# Finding a correspondence between time-series elements

by danslimmon   Last Updated February 12, 2019 10:19 AM

My problem deals in particular with time-series data about server performance, but the solution is sure to be applicable to many types of data sets. Pardon me if the answer is well-known; I don't know the right vocabulary to effectively search for these things.

Suppose I have two sets of time-series observations (let's call them A and B) containing thousands to millions of observations each. For example,

``````A: [ (1367678860, 30), (1367678870, 40), (1367678880, 33), ... ]
B: [ (1367678863, 0.18), (1367678873, 0.11), (1367678884, 0.12), ... ]
``````

The data in `A` and `B` are, in general, collected by different processes with different sampling rates. Furthermore, any number of data points could be straight-up missing from either series.

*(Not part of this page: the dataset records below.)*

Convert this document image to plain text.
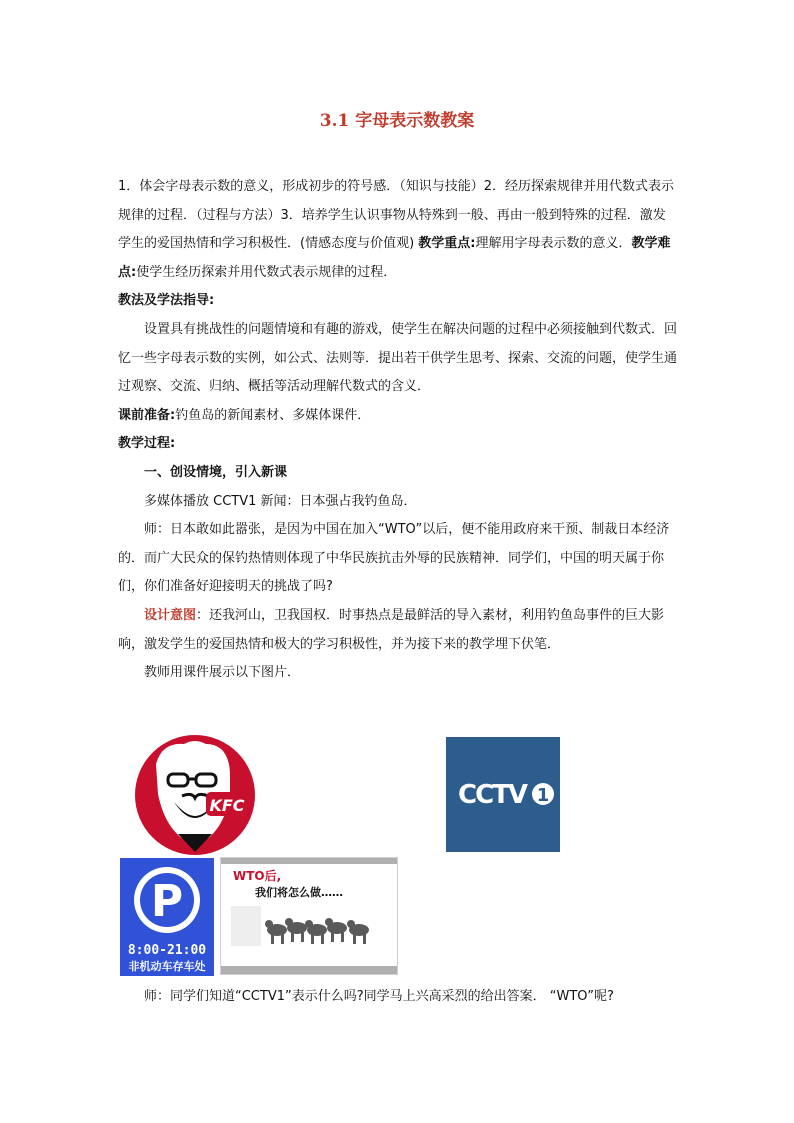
3.1 字母表示数教案

1．体会字母表示数的意义，形成初步的符号感．（知识与技能）2．经历探索规律并用代数式表示规律的过程．（过程与方法）3．培养学生认识事物从特殊到一般、再由一般到特殊的过程．激发学生的爱国热情和学习积极性．(情感态度与价值观) 教学重点:理解用字母表示数的意义．教学难点:使学生经历探索并用代数式表示规律的过程．

教法及学法指导:

设置具有挑战性的问题情境和有趣的游戏，使学生在解决问题的过程中必须接触到代数式．回忆一些字母表示数的实例，如公式、法则等．提出若干供学生思考、探索、交流的问题，使学生通过观察、交流、归纳、概括等活动理解代数式的含义．

课前准备:钓鱼岛的新闻素材、多媒体课件．

教学过程:

一、创设情境，引入新课

多媒体播放 CCTV1 新闻：日本强占我钓鱼岛．

师：日本敢如此嚣张，是因为中国在加入“WTO”以后，便不能用政府来干预、制裁日本经济的．而广大民众的保钓热情则体现了中华民族抗击外辱的民族精神．同学们，中国的明天属于你们，你们准备好迎接明天的挑战了吗?

设计意图：还我河山，卫我国权．时事热点是最鲜活的导入素材，利用钓鱼岛事件的巨大影响，激发学生的爱国热情和极大的学习积极性，并为接下来的教学埋下伏笔．

教师用课件展示以下图片．

KFC	CCTV 1
P
8:00-21:00
非机动车存车处
WTO后,
我们将怎么做……

师：同学们知道“CCTV1”表示什么吗?同学马上兴高采烈的给出答案． “WTO”呢?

I want to parameterize this data by time with a one-to-one correspondence. That is, I need an algorithm that will find a sequence of ordered pairs `(a_i, b_i)` whose corresponding times are close to each other. For example, the data above would be converted to:

``````[ (30, 0.18), (40, 0.11), (33, 0.12), ... ]
``````

As I said, it needs to work on data sets that don't necessarily share a sampling rate, and for which arbitrary points may be missing. Points that don't match up nicely (whatever that means) with the other time series should be discarded.

I've been banging my head against this for a while, trying to adapt the least-squares linear regression method to the problem, but so far I haven't come up with anything good. Stats nerds: what do you suggest?

Tags :

cross correlation? I don't know what language you're working in, but if it's R, try `ccf(x, y, na.action=na.exclude)`. Make sure that the missing time points have `NA` s in there (instead of just making the series shorter by deleting missing or bad points, keep it the same length and use the NA).

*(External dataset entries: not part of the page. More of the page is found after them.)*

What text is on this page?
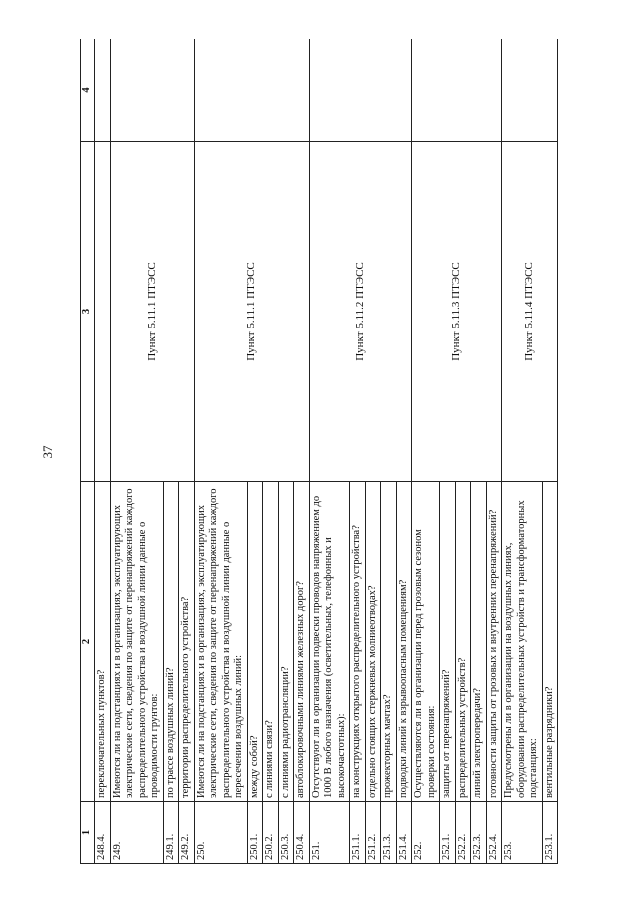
37
1	2	3	4
248.4.	переключательных пунктов?		
249.	Имеются ли на подстанциях и в организациях, эксплуатирующих электрические сети, сведения по защите от перенапряжений каждого распределительного устройства и воздушной линии данные о проводимости грунтов:	Пункт 5.11.1 ПТЭСС	
249.1.	по трассе воздушных линий?		
249.2.	территории распределительного устройства?		
250.	Имеются ли на подстанциях и в организациях, эксплуатирующих электрические сети, сведения по защите от перенапряжений каждого распределительного устройства и воздушной линии данные о пересечении воздушных линий:	Пункт 5.11.1 ПТЭСС	
250.1.	между собой?		
250.2.	с линиями связи?		
250.3.	с линиями радиотрансляции?		
250.4.	автоблокировочными линиями железных дорог?		
251.	Отсутствуют ли в организации подвески проводов напряжением до 1000 В любого назначения (осветительных, телефонных и высокочастотных):	Пункт 5.11.2 ПТЭСС	
251.1.	на конструкциях открытого распределительного устройства?		
251.2.	отдельно стоящих стержневых молниеотводах?		
251.3.	прожекторных мачтах?		
251.4.	подводки линий к взрывоопасным помещениям?		
252.	Осуществляются ли в организации перед грозовым сезоном проверки состояния:	Пункт 5.11.3 ПТЭСС	
252.1.	защиты от перенапряжений?		
252.2.	распределительных устройств?		
252.3.	линий электропередачи?		
252.4.	готовности защиты от грозовых и внутренних перенапряжений?		
253.	Предусмотрены ли в организации на воздушных линиях, оборудовании распределительных устройств и трансформаторных подстанциях:	Пункт 5.11.4 ПТЭСС	
253.1.	вентильные разрядники?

ccf will show you the correlation between the two variables at different lags of x relative to y (where they give you x[t+lag] relative to y[t]). Look for the lag where the acf is highest, e.g.

EDIT:

``````#Simple case: lagged series, some missing obs, but mostly overlapping obs
x <- rnorm(1000)
y <- c(rep(NA,3), head(x, -3)*1.3)
ccf(x,y, na.action=na.exclude)

#More complicated: some missing obs, y sampled at half frequency
x <- rnorm(1000)
y <- c(rep(NA,3), head(x, -3)*1.3)
m <- sample(1:1000, size=200)
x[m] <- NA
y[m] <- NA
ccf(x,y, na.action=na.exclude)

#More complicated, more revealing: it gets the lag wrong when fewer obs
x <- rnorm(1000)
y <- c(rep(NA,3), head(x, -3)*1.3)
m <- sample(1:1000, size=500)
x[m] <- NA
y[m] <- NA
ccf(x,y, na.action=na.exclude)

#Most complicated: mild missingness, different sampling rates (but rates are multiples)
x <- rnorm(1000)
y <- c(rep(NA,3), head(x, -3)*10)
mx <- (1:1000)%%1 == 0 & rbinom(n=1000, size=1, prob=0.01)==0 #test for multiple of 1 [basline sampling rate] & randomly introduce missingness
my <- (1:1000)%%2 == 0 & rbinom(n=1000, size=1, prob=0.01)==0 #test for multiple of 2 [every other sample] & randomly introduce missingness
#Note that for every other time y is observed, x is also observed, until you account for missingness, and then sometimes that won't hold true.
x[!mx] <- NA
y[!my] <- NA
ccf(x,y, na.action=na.exclude) #this doesn't do so well, I think it's because neither time series is autocorrelated. Maybe if I used a more realistic time series it'd work, but I think that given glenb's criticism, I should stick to the conservative case

#Terribly hopeless: there are no overlapping observations
x <- rnorm(1000)
y <- c(rep(NA,3), head(x, -3)*1.3)
m <- (1:1000)%%2 == 0
x[m] <- NA
y[!m] <- NA
ccf(x,y, na.action=na.exclude)
``````
rbatt
May 05, 2013 12:04 PM

Maybe I misunderstood your question, but I think you want Dynamic time warping (DTW).

DTW allows you to match similar or equivalent segments in time series that have different sampling rate. Therefore, DTW is the preferred alternative to good old euclidean distance.

The following image shows you the intuition behind how DTW works. You can see it is extremely flexible and fortunately and there are really fast implementations available.